As shown in Table 2, it can be seen that the coating formed from the coating composition prepared in each example is excellent in adhesion to various substrates.
On the other hand, since the coating composition prepared in Comparative Example 1 does not use the isocyanate group-containing thiourethane-modified alkoxysilane as one component of the curing agent, the obtained coating film has poor adhesion to the metal substrate. I understand that.
In addition, the coating film obtained from the coating composition prepared in Comparative Example 3 using a partially hydrolyzed condensate of mercapto group-containing alkoxysilane instead of the isocyanate group-containing thiourethane-modified alkoxysilane also has adhesion to the metal substrate. It turns out that it is inferior.
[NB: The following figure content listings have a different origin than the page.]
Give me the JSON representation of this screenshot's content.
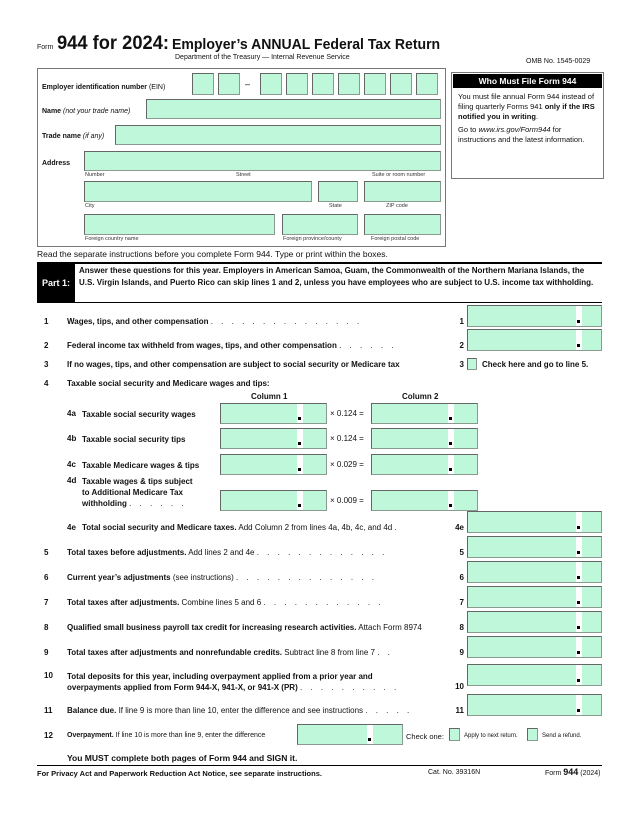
{
  "header": {
    "form_word": "Form",
    "form_title": "944 for 2024:",
    "title": "Employer’s ANNUAL Federal Tax Return",
    "dept": "Department of the Treasury — Internal Revenue Service",
    "omb": "OMB No. 1545-0029"
  },
  "identity": {
    "ein_bold": "Employer identification number",
    "ein_normal": " (EIN)",
    "ein_dash": "–",
    "name_bold": "Name",
    "name_italic": " (not your trade name)",
    "trade_bold": "Trade name",
    "trade_italic": " (if any)",
    "address": "Address",
    "number": "Number",
    "street": "Street",
    "suite": "Suite or room number",
    "city": "City",
    "state": "State",
    "zip": "ZIP code",
    "foreign_country": "Foreign country name",
    "foreign_province": "Foreign province/county",
    "foreign_postal": "Foreign postal code"
  },
  "who_must_file": {
    "title": "Who Must File Form 944",
    "p1_a": "You must file annual Form 944 instead of filing quarterly Forms 941 ",
    "p1_bold": "only if the IRS notified you in writing",
    "p1_end": ".",
    "p2_a": "Go to ",
    "p2_link": "www.irs.gov/Form944",
    "p2_b": " for instructions and the latest information."
  },
  "read_note": "Read the separate instructions before you complete Form 944. Type or print within the boxes.",
  "part1": {
    "label": "Part 1:",
    "text": "Answer these questions for this year. Employers in American Samoa, Guam, the Commonwealth of the Northern Mariana Islands, the U.S. Virgin Islands, and Puerto Rico can skip lines 1 and 2, unless you have employees who are subject to U.S. income tax withholding."
  },
  "lines": [
    {
      "num": "1",
      "bold": "Wages, tips, and other compensation",
      "normal": "",
      "dots": ". . . . . . . . . . . . . . .",
      "ref": "1"
    },
    {
      "num": "2",
      "bold": "Federal income tax withheld from wages, tips, and other compensation",
      "normal": "",
      "dots": ". . . . . .",
      "ref": "2"
    },
    {
      "num": "4e",
      "bold": "Total social security and Medicare taxes.",
      "normal": " Add Column 2 from lines 4a, 4b, 4c, and 4d",
      "dots": ".",
      "ref": "4e"
    },
    {
      "num": "5",
      "bold": "Total taxes before adjustments.",
      "normal": " Add lines 2 and 4e",
      "dots": ". . . . . . . . . . . . .",
      "ref": "5"
    },
    {
      "num": "6",
      "bold": "Current year’s adjustments",
      "normal": " (see instructions)",
      "dots": ". . . . . . . . . . . . . .",
      "ref": "6"
    },
    {
      "num": "7",
      "bold": "Total taxes after adjustments.",
      "normal": " Combine lines 5 and 6",
      "dots": ". . . . . . . . . . . .",
      "ref": "7"
    },
    {
      "num": "8",
      "bold": "Qualified small business payroll tax credit for increasing research activities.",
      "normal": " Attach Form 8974",
      "dots": "",
      "ref": "8"
    },
    {
      "num": "9",
      "bold": "Total taxes after adjustments and nonrefundable credits.",
      "normal": " Subtract line 8 from line 7",
      "dots": ". .",
      "ref": "9"
    },
    {
      "num": "10",
      "bold": "Total deposits for this year, including overpayment applied from a prior year and",
      "bold2": "overpayments applied from Form 944-X, 941-X, or 941-X (PR)",
      "normal": "",
      "dots": ". . . . . . . . . .",
      "ref": "10"
    },
    {
      "num": "11",
      "bold": "Balance due.",
      "normal": " If line 9 is more than line 10, enter the difference and see instructions",
      "dots": ". . . . .",
      "ref": "11"
    }
  ],
  "line3": {
    "num": "3",
    "text": "If no wages, tips, and other compensation are subject to social security or Medicare tax",
    "ref": "3",
    "check": "Check here and go to line 5."
  },
  "line4": {
    "num": "4",
    "text": "Taxable social security and Medicare wages and tips:",
    "col1": "Column 1",
    "col2": "Column 2",
    "rows": [
      {
        "id": "4a",
        "text": "Taxable social security wages",
        "rate": "× 0.124 ="
      },
      {
        "id": "4b",
        "text": "Taxable social security tips",
        "rate": "× 0.124 ="
      },
      {
        "id": "4c",
        "text": "Taxable Medicare wages & tips",
        "rate": "× 0.029 ="
      },
      {
        "id": "4d",
        "text": "Taxable wages & tips subject",
        "text2": "to Additional Medicare Tax",
        "text3": "withholding",
        "dots": ". . . . . .",
        "rate": "× 0.009 ="
      }
    ]
  },
  "line12": {
    "num": "12",
    "bold": "Overpayment.",
    "normal": " If line 10 is more than line 9, enter the difference",
    "check_one": "Check one:",
    "opt1": "Apply to next return.",
    "opt2": "Send a refund."
  },
  "must_sign": "You MUST complete both pages of Form 944 and SIGN it.",
  "footer": {
    "privacy": "For Privacy Act and Paperwork Reduction Act Notice, see separate instructions.",
    "cat": "Cat. No. 39316N",
    "form_word": "Form ",
    "form_num": "944",
    "year": " (2024)"
  },
  "colors": {
    "field": "#bff7da",
    "black": "#000000"
  }
}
Furthermore, the coating film obtained from the coating composition prepared in Comparative Examples 2 and 4 in which the content of the isocyanate group-containing thiourethane-modified alkoxysilane is outside the range of 0.8 to 4.0 parts by mass with respect to the acrylic resin It can also be seen that the adhesion to the metal substrate is insufficient.
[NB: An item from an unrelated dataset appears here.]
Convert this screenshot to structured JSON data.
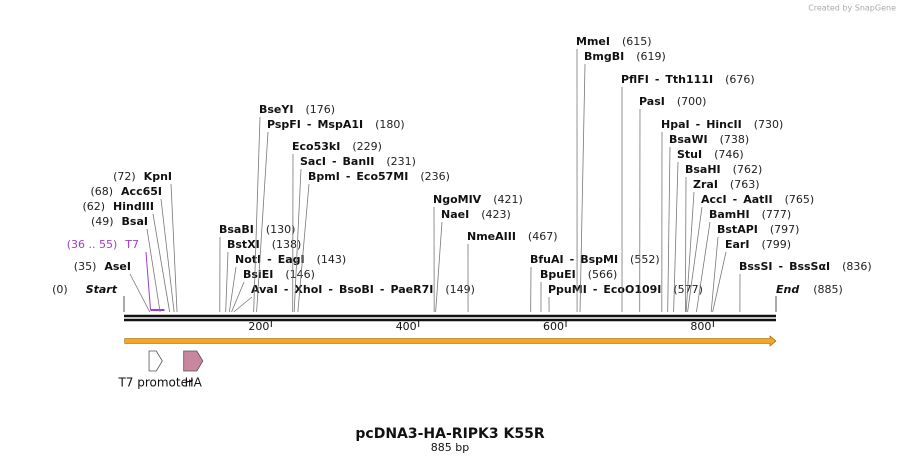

In addition, since the coating composition prepared in Example 6 does not contain a partially hydrolyzed condensate of alkoxysilane, the resulting coating film has insufficient stain resistance, but as in Example 2. It can be seen that sufficient contamination resistance is exhibited by adding a partially hydrolyzed condensate of alkoxysilane.

Claims (9)

(A) an acrylic resin having a hydroxyl group and a carboxyl group, (B) a non-yellowing polyisocyanate compound, and (C) an isocyanate group-containing thiourethane-modified alkoxysilane,
The coating composition, wherein the (C) isocyanate group-containing thiourethane-modified alkoxysilane is contained in an amount of 0.8 to 4.0 parts by mass with respect to 100 parts by mass of the (A) acrylic resin.   The coating composition according to claim 1, wherein (C) the isocyanate group-containing thiourethane-modified alkoxysilane is obtained by reacting a mercapto group-containing alkoxysilane compound with a polyisocyanate compound.   The (C) isocyanate group-containing thiourethane-modified alkoxysilane is obtained by reacting a polyisocyanate compound with a partial hydrolysis condensate of a mercapto group-containing alkoxysilane compound and another alkoxysilane compound. The coating composition according to 1.   The coating composition according to claim 2 or 3, wherein the mercapto group-containing alkoxysilane compound is at least one selected from 3-mercaptopropyltrimethoxysilane, 3-mercaptopropylmethyldimethoxysilane, and 3-mercaptopropyltriethoxysilane. object.   4. The coating composition according to claim 3, wherein the other alkoxysilane compound is a tetraalkyl silicate.   The coating composition according to any one of claims 3 to 5, wherein the polyisocyanate compound has three or more isocyanate groups.   (D) The coating composition of any one of Claims 1-6 containing the partial hydrolysis-condensation product of an alkoxysilane compound.   (E) The coating composition of any one of Claims 1-7 containing an organic solvent.   The coating composition according to any one of claims 1 to 8, which is for plastics or precoated metal.